Luxembourg | Luxembourg, Cour administrative, 22 février 2024, 49205C


GRAND-DUCHE DE LUXEMBOURG COUR ADMINISTRATIVE Numéro du rôle : 49205C ECLI:LU:CADM:2024:49205 Inscrit le 25 juillet 2023 Audience publique du 22 février 2024 Appel formé par la société anonyme (AB), …, contre un jugement du tribunal administratif du 15 juin 2023 (n° 46046 du rôle) ayant statué sur son recours contre le règlement grand-ducal du 10 février 2021 rendant obligatoire le plan directeur sectoriel « logement » en matière d’aménagement du territoire Vu la requête d’appel inscrite sous le numéro 49205C du rôle et déposée au greffe de la Cour administrative le 2

5 juillet 2023 par la société à responsabilité limitée ELVINGER DESSOY MA...

GRAND-DUCHE DE LUXEMBOURG COUR ADMINISTRATIVE Numéro du rôle : 49205C ECLI:LU:CADM:2024:49205 Inscrit le 25 juillet 2023 Audience publique du 22 février 2024 Appel formé par la société anonyme (AB), …, contre un jugement du tribunal administratif du 15 juin 2023 (n° 46046 du rôle) ayant statué sur son recours contre le règlement grand-ducal du 10 février 2021 rendant obligatoire le plan directeur sectoriel « logement » en matière d’aménagement du territoire Vu la requête d’appel inscrite sous le numéro 49205C du rôle et déposée au greffe de la Cour administrative le 25 juillet 2023 par la société à responsabilité limitée ELVINGER DESSOY MARX SARL, inscrite à la liste V du tableau de l’Ordre des avocats du barreau de Luxembourg, établie et ayant son siège à L-1461 Luxembourg, 31, rue d’Eich, inscrite au registre de commerce et des sociétés de Luxembourg sous le numéro B 251584, représentée aux fins de la présente procédure d’appel par Maître Serge MARX, avocat à la Cour, inscrit au tableau de l’Ordre des avocats à Luxembourg, au nom de la société anonyme (AB), établie et ayant son siège social à L-…, inscrite au registre de commerce et des sociétés de Luxembourg sous le numéro …, représentée par son conseil d’administration en fonction, dirigée contre le jugement du tribunal administratif du Grand-Duché de Luxembourg du 15 juin 2023 (n° 46046 du rôle) ayant déclaré recevable mais non fondé son recours en annulation du règlement grand-ducal du 10 février 2021 rendant obligatoire le plan directeur sectoriel « logement » ;

Vu la demande en prolongation du délai pour répondre présentée le 2 octobre 2023 par Maître Patrick KINSCH, avocat à la Cour, inscrit au tableau de l’Ordre des avocats à Luxembourg au nom de l’Etat du Grand-Duché de Luxembourg ;

Vu l’ordonnance présidentielle du 5 octobre 2023 accordant à la partie étatique la prorogation du délai de réponse de manière à s’achever, compte tenu de la suspension légale, à la date du vendredi 3 novembre 2023 à 17.00 heures ;

1Vu le mémoire en réponse déposé au greffe de la Cour administrative le 3 novembre 2023 à 16.39 heures par Maître Patrick KINSCH au nom de l’Etat du Grand-Duché de Luxembourg ;

Vu le mémoire en réplique déposé au greffe de la Cour administrative le 4 décembre 2023 par Maître Serge MARX pour compte de la société à responsabilité limitée ELVINGER DESSOY MARX SARL, au nom de l’appelante ;

Vu le mémoire en duplique déposé au greffe de la Cour administrative le 4 janvier 2024 par Maître Patrick KINSCH au nom de l’Etat du Grand-Duché de Luxembourg ;

Vu les pièces versées en cause et notamment le jugement dont appel ;

Le rapporteur entendu en son rapport ainsi que Maîtres Serge MARX et Patrick KINSCH en leurs plaidoiries respectives à l’audience publique du 11 janvier 2024.
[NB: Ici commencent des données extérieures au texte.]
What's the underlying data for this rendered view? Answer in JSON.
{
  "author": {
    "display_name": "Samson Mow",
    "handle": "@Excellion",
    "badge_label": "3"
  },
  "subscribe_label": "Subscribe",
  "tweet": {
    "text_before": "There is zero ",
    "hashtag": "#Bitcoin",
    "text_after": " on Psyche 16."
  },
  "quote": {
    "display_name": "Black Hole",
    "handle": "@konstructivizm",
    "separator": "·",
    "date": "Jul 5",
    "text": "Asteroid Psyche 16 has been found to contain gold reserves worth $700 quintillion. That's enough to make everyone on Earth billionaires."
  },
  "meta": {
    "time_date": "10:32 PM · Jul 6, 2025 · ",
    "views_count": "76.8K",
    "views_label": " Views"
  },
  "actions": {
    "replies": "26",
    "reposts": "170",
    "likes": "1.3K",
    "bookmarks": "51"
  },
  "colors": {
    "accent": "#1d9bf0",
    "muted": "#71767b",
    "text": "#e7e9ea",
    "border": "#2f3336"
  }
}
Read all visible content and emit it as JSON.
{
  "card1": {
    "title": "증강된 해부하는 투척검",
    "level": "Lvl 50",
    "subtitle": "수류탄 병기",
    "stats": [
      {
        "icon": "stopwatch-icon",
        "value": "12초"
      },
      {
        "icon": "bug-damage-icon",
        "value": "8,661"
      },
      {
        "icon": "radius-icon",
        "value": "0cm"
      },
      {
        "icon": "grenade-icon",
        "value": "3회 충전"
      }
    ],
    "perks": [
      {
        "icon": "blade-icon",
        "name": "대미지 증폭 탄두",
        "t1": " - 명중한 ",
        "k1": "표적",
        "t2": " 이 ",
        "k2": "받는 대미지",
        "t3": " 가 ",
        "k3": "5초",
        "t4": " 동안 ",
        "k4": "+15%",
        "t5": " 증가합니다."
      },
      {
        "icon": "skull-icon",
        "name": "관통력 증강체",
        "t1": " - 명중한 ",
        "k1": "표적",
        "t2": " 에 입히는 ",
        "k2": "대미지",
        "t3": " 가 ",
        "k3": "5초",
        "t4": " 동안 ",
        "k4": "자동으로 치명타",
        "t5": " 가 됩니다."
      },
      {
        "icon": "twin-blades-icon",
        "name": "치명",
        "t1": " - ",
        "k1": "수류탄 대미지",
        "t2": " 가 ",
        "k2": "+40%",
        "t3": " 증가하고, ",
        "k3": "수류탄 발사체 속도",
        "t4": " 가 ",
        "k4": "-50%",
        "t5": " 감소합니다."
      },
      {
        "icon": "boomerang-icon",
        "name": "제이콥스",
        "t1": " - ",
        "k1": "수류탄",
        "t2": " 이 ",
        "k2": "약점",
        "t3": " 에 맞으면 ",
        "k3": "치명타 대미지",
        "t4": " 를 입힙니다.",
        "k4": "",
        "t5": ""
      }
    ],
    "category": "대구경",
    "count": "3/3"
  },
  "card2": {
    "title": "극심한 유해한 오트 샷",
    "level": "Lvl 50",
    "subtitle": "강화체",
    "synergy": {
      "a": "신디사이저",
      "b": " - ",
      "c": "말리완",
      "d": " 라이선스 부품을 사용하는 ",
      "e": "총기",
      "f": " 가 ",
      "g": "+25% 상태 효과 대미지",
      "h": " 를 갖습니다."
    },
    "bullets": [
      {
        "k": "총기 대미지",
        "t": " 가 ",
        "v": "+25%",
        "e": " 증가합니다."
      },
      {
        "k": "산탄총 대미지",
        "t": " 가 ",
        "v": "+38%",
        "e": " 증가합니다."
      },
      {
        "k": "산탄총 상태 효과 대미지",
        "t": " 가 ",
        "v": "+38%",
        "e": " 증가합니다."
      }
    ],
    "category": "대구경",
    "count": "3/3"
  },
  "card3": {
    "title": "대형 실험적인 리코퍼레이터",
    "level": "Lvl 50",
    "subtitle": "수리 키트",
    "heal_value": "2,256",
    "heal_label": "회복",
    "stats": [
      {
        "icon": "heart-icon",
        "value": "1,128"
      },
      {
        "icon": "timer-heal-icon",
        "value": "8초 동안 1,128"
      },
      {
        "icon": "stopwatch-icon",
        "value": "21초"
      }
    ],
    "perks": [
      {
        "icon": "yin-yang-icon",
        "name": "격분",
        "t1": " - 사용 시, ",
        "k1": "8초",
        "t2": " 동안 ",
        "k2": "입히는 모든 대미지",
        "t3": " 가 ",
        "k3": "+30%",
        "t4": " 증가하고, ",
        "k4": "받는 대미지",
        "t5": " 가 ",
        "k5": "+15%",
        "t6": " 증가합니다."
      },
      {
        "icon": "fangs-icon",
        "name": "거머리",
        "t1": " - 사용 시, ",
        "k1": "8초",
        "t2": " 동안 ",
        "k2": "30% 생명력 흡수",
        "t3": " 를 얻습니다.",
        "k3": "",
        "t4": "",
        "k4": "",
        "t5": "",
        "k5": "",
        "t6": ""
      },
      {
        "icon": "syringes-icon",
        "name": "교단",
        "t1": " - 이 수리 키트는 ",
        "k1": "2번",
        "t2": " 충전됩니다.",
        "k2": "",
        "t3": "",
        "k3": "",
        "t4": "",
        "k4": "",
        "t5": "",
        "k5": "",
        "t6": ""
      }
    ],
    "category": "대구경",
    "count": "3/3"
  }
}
______________________________________________________________________________

Il est constant en cause que la société anonyme (AB), ci-après « la société (AB) », est propriétaire d’une parcelle inscrite au cadastre de la commune d’Erpeldange-sur-Sûre, section A d’…, sous le numéro 22/8899.

Suite à la décision du Gouvernement en conseil en date du 27 avril 2018, le département de l’Aménagement du territoire auprès du ministère du Développement durable et des Infrastructures, ci-après « le département de l’Aménagement du territoire », transmit en date du 14 mai 2018 par voie électronique les quatre projets de plans directeurs sectoriels « Transports », « Logement », « Zones d’activités économiques » et « Paysages », ensemble avec les rapports sur les incidences environnementales (« RIE ») y relatifs, aux collèges des bourgmestre et échevins des communes territorialement concernées.

Parallèlement à cette transmission par voie électronique, le département de l’Aménagement du territoire envoya en date du 14 mai 2018 aux collèges des bourgmestre et échevins des communes territorialement concernées une lettre recommandée avec accusé de réception afin de les informer de l’envoi du projet de plan directeur sectoriel par voie électronique.

Le 28 mai 2018, le rapport sur les incidences environnementales élaboré conformément à la loi modifiée du 22 mai 2008 relative à l’évaluation des incidences de certains plans et programmes sur l’environnement, ci-après « la loi du 22 mai 2008 », fut publié sur support informatique par extrait dans quatre quotidiens publiés au Luxembourg.

Il se dégage encore du dossier administratif que le dépôt du projet de plan directeur sectoriel « Logement » à la maison communale fut publié le 28 mai 2018 par voie d’affiches apposées dans les communes de la manière usuelle ainsi que sur les sites internet respectifs des communes et du ministère du Développement durable et des Infrastructures, de sorte que le délai endéans lequel les personnes intéressées ont pu prendre connaissance des projets de plans directeur sectoriels a couru jusqu’au 27 juin 2018.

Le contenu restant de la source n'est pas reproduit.